Continuing north, NY 240 and CR 32 intersect with the eastern terminus of CR 75 (Beaver Meadows Road). The routes continue winding northward, crossing the town line into the town of Ashford at Town Line Road. At that junction, the routes bend northwest again, passing a stretch of residences before intersecting with the western terminus of CR 16 (Roszyk Hill Road). At CR 16, NY 240 and CR 32 bend north, becoming a residential street as it enters the hamlet of West Valley. In West Valley, the routes intersect with the terminus of CR 53 (Ashford Hill Road).

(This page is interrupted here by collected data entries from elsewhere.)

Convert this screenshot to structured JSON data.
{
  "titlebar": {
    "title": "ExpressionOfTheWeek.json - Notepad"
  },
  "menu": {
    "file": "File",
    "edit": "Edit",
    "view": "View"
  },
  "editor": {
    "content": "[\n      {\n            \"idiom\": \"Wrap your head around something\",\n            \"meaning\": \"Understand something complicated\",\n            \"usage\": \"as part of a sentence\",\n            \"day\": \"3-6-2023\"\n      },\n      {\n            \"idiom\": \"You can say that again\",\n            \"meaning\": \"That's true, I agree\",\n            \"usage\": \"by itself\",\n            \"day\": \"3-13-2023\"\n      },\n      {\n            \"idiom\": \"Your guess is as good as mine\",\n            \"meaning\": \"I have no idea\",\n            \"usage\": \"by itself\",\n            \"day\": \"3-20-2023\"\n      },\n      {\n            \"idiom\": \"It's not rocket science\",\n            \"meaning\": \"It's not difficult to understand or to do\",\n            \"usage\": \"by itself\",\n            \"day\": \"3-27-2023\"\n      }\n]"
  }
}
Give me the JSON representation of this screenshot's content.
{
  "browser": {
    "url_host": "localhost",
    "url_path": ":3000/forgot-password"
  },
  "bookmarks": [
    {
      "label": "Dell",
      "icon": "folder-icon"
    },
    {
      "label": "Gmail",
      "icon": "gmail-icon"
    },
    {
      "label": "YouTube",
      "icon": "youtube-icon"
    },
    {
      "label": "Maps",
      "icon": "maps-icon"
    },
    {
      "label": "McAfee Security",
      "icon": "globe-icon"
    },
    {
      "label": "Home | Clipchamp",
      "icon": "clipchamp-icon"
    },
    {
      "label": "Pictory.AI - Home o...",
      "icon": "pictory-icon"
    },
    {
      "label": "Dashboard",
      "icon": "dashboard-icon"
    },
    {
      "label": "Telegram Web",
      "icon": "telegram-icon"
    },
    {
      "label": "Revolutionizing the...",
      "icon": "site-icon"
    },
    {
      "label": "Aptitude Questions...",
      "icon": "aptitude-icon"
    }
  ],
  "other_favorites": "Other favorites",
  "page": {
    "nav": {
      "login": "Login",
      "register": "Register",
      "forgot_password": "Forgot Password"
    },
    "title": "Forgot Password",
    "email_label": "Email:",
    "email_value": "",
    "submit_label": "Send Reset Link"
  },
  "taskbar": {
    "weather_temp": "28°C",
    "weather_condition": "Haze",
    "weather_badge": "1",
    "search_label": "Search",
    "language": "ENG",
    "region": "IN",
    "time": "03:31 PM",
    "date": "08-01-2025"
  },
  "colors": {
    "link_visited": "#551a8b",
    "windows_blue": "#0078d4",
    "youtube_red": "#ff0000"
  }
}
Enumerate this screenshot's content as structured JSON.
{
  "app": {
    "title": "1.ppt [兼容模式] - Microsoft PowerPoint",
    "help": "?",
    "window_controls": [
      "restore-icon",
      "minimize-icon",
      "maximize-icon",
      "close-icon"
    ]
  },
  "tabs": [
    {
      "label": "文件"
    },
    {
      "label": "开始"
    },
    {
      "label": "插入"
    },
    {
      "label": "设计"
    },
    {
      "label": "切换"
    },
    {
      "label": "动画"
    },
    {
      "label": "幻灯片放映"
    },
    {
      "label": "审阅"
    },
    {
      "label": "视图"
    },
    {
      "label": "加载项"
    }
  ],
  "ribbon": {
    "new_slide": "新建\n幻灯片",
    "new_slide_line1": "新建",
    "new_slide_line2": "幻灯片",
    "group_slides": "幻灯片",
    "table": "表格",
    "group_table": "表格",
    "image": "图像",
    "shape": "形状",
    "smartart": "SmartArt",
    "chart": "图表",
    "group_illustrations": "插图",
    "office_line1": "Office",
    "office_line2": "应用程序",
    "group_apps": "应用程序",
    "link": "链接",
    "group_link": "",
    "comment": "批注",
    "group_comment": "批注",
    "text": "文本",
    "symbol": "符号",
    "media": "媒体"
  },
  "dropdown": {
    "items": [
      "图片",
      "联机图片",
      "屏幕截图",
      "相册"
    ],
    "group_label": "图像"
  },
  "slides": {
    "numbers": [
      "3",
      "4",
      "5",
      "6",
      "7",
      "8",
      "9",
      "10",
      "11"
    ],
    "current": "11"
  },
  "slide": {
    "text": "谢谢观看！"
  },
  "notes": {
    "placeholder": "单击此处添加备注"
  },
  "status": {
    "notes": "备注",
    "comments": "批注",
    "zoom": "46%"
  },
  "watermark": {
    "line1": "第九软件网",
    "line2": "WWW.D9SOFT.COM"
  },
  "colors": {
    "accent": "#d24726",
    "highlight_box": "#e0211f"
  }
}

Through West Valley, the route remains residential, quickly leaving the hamlet. North of West Valley, NY 240 and CR 32 intersect with the eastern terminus of CR 86 (Thornwood Drive). Crossing through another long stretch of residences, the routes cross a railroad track at-grade, where they turn to the northwest, paralleling the tracks until turning north and away once again. NY 240 and CR 32 bend northwest at Fox Valley Road, intersecting with the eastern terminus of CR 86-2 (Buttermilk Road) and the eastern terminus of CR 55 (Gooseneck Road) in Ashford. After CR 55, the routes bend northwest once again, crossing as a two-lane road through wide fields.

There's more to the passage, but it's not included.